The Independent Road Test: It's very good looking but looks aren't everything: The Vauxhall Calibra has stunning lines and a classy ambience but handles more like a numb saloon than a precision sports car, says Roger Bell

VAUXHALL'S Calibra is a stunning-looking car. It is also very practical: unlike most coupes, the Cavalier-based Calibra is a genuine four-seater, even though access to the rear compartment is a tight squeeze. The luggage area below the tailgate is family-sized, too.

Into this outstanding package has gone General Motors' new, British-made, 2.5-litre V6 engine, already used in up-market Cavaliers and by GM's Swedish affiliate Saab in its new 900.

At pounds 19,870, the 170bhp V6 is still not the most expensive or sportiest Calibra - the pounds 22,370, 204bhp four-wheel-drive turbo retains both those titles - but it is arguably the best and certainly the most refined.

Smooth, vibration-free delivery is the six-cylinder engine's raison d'etre. In the main, GM's compact V6 provides it, even though you are sometimes aware of a slight tingle through the gear-lever and pedals. Performance is strong, but in this market sector - where acceleration is a critical factor for many buyers - both Rover and VW field more powerful competitors. Even so, the lively Calibra V6's discreet but classy wail (a far cry from the raucous four-cylinder engines of other Calibras) will be music to the ears of enthusiasts. Fuel consumption is good, too.

The flexible 2.5 V6 is at its best when you are moving quickly through the gears. Just as well, then, that the shift of the new manual gearbox (the four-speed auto, which offers three 'modes' for different driving styles, costs pounds 754 more) is clean, light and pretty well idiot-proof, even though its travel is long. Send too much power to the front wheels on a slippery corner and an electronic traction-

control system cuts the power to prevent wheelspin.
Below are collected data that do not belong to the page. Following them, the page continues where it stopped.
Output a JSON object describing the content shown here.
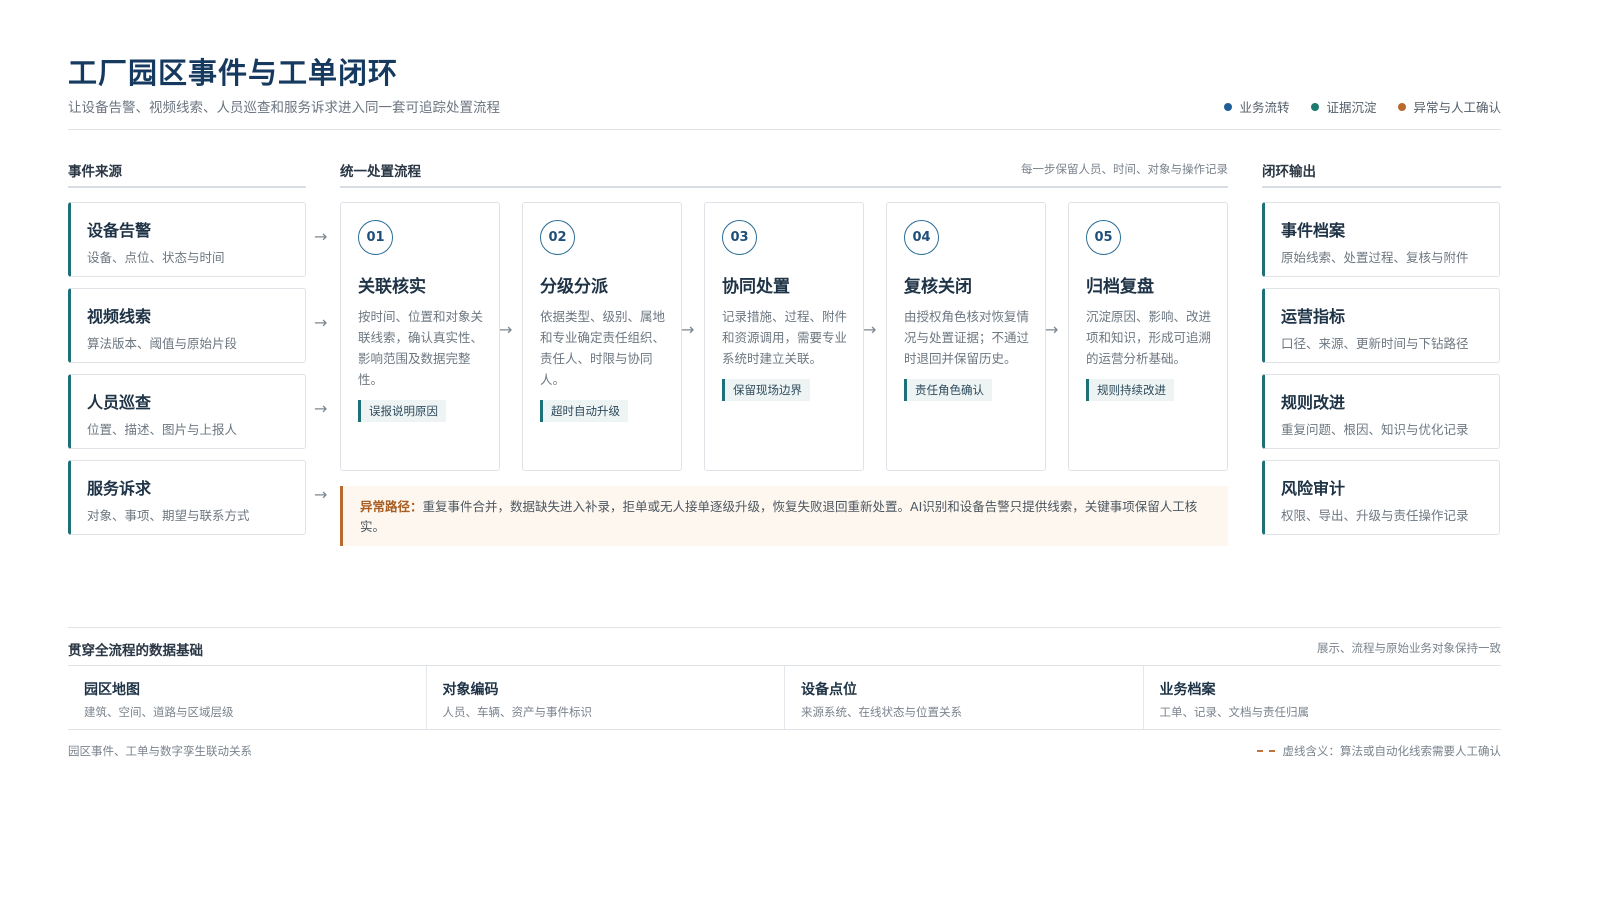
{
  "header": {
    "title": "工厂园区事件与工单闭环",
    "subtitle": "让设备告警、视频线索、人员巡查和服务诉求进入同一套可追踪处置流程",
    "legend": [
      {
        "label": "业务流转",
        "color": "#1f5f96"
      },
      {
        "label": "证据沉淀",
        "color": "#1d7a6e"
      },
      {
        "label": "异常与人工确认",
        "color": "#b8692b"
      }
    ]
  },
  "sources": {
    "heading": "事件来源",
    "items": [
      {
        "title": "设备告警",
        "desc": "设备、点位、状态与时间"
      },
      {
        "title": "视频线索",
        "desc": "算法版本、阈值与原始片段"
      },
      {
        "title": "人员巡查",
        "desc": "位置、描述、图片与上报人"
      },
      {
        "title": "服务诉求",
        "desc": "对象、事项、期望与联系方式"
      }
    ]
  },
  "process": {
    "heading": "统一处置流程",
    "note": "每一步保留人员、时间、对象与操作记录",
    "steps": [
      {
        "num": "01",
        "title": "关联核实",
        "desc": "按时间、位置和对象关联线索，确认真实性、影响范围及数据完整性。",
        "tag": "误报说明原因"
      },
      {
        "num": "02",
        "title": "分级分派",
        "desc": "依据类型、级别、属地和专业确定责任组织、责任人、时限与协同人。",
        "tag": "超时自动升级"
      },
      {
        "num": "03",
        "title": "协同处置",
        "desc": "记录措施、过程、附件和资源调用，需要专业系统时建立关联。",
        "tag": "保留现场边界"
      },
      {
        "num": "04",
        "title": "复核关闭",
        "desc": "由授权角色核对恢复情况与处置证据；不通过时退回并保留历史。",
        "tag": "责任角色确认"
      },
      {
        "num": "05",
        "title": "归档复盘",
        "desc": "沉淀原因、影响、改进项和知识，形成可追溯的运营分析基础。",
        "tag": "规则持续改进"
      }
    ],
    "exception_label": "异常路径：",
    "exception_text": "重复事件合并，数据缺失进入补录，拒单或无人接单逐级升级，恢复失败退回重新处置。AI识别和设备告警只提供线索，关键事项保留人工核实。"
  },
  "outputs": {
    "heading": "闭环输出",
    "items": [
      {
        "title": "事件档案",
        "desc": "原始线索、处置过程、复核与附件"
      },
      {
        "title": "运营指标",
        "desc": "口径、来源、更新时间与下钻路径"
      },
      {
        "title": "规则改进",
        "desc": "重复问题、根因、知识与优化记录"
      },
      {
        "title": "风险审计",
        "desc": "权限、导出、升级与责任操作记录"
      }
    ]
  },
  "foundation": {
    "heading": "贯穿全流程的数据基础",
    "note": "展示、流程与原始业务对象保持一致",
    "items": [
      {
        "title": "园区地图",
        "desc": "建筑、空间、道路与区域层级"
      },
      {
        "title": "对象编码",
        "desc": "人员、车辆、资产与事件标识"
      },
      {
        "title": "设备点位",
        "desc": "来源系统、在线状态与位置关系"
      },
      {
        "title": "业务档案",
        "desc": "工单、记录、文档与责任归属"
      }
    ]
  },
  "footer": {
    "left": "园区事件、工单与数字孪生联动关系",
    "right": "虚线含义：算法或自动化线索需要人工确认"
  },
  "arrow_glyph": "→"
}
The same sensors also control the powerful brakes' anti-skid system. Clever stuff.

But brilliant though the Calibra V6 is in some respects, its racy mien flatters to deceive. Despite sharpened steering (now fitted to all Calibras), the uncommunicative V6 handles more like a numb saloon than a precision sports car. It lacks crispness and resolution: it leans too much on corners and heaves too pliantly on its coil-sprung suspension to satisfy serious drivers. Nor is the ride anything special: pocked and bumpy roads induce much fidget and agitation.

The driving position is flawed, too. Although the seat is supportive, the fixed-position steering wheel is uncomfortably high, even for my long arms.

There is nothing wrong with the tidy, workmanlike dashboard, however. The instruments are big and legible, the switchgear chunky and easy to grasp, the heating andventilation system effective. Standard equipment includes good anti-theft security, a safety airbag for the passenger as well as the driver, and even a pollen filter.

The Calibra V6 has cracking good looks, a cosseting cabin and a classy ambience, but, like a pretentious tandoori restaurant I know, it lacks flavour and spice. It takes more than a smooth, potent engine to turn an attractive coupe into a real sports car. It's a pity that Vauxhall did not grasp that.


Vauxhall Calibra V6, pounds 19,870. Engine: 2,498cc V6 with four camshafts and 24 valves; 170bhp at 6,000rpm. Five-speed manual gearbox, front-wheel drive. Performance: 0-60mph in 7.5 seconds, top speed 147mph (claimed). Average fuel consumption 31.7mpg unleaded.


BMW 325i coupe, pounds 22,650 (320i costs pounds 19,750). Understated looks disguise cracking driver's car. Smooth and potent straight-six engine, lovely gearbox, precise, well-balanced handling, terrific grip. Much more fun than the Vauxhall, but not quite so frugal. Extras can lift price alarmingly.

Honda Prelude 2.3, pounds 18,480. Dramatic styling rivals Calibra's, but small boot and cramped rear compartment. Strong performance from frenzied four-cylinder engine, crisp handling from firm sports suspension. Great to drive, not so easy to live with. Cabin marred by gimmicky dash.

Rover 220 Turbo, pounds 18,630. The cheapest 150mph car. Blistering performance from feisty engine, strong in muscle, loud in voice. Unruly under hard, low-gear acceleration; handling otherwise competent rather than accomplished. Nicely made and well-appointed, but not so roomy as Calibra. Lacks finesse.

VW Corrado VR6, pounds 19,998. The car the Calibra V6 should beat - but doesn't. VW's larger 2.9-litre engine gives even stronger acceleration, particularly mid- range. Combines terrific performance with razor-sharp handling that the Vauxhaull lacks. Dumpy looks. Cabin well- finished, rear seats adult-sized. Great car.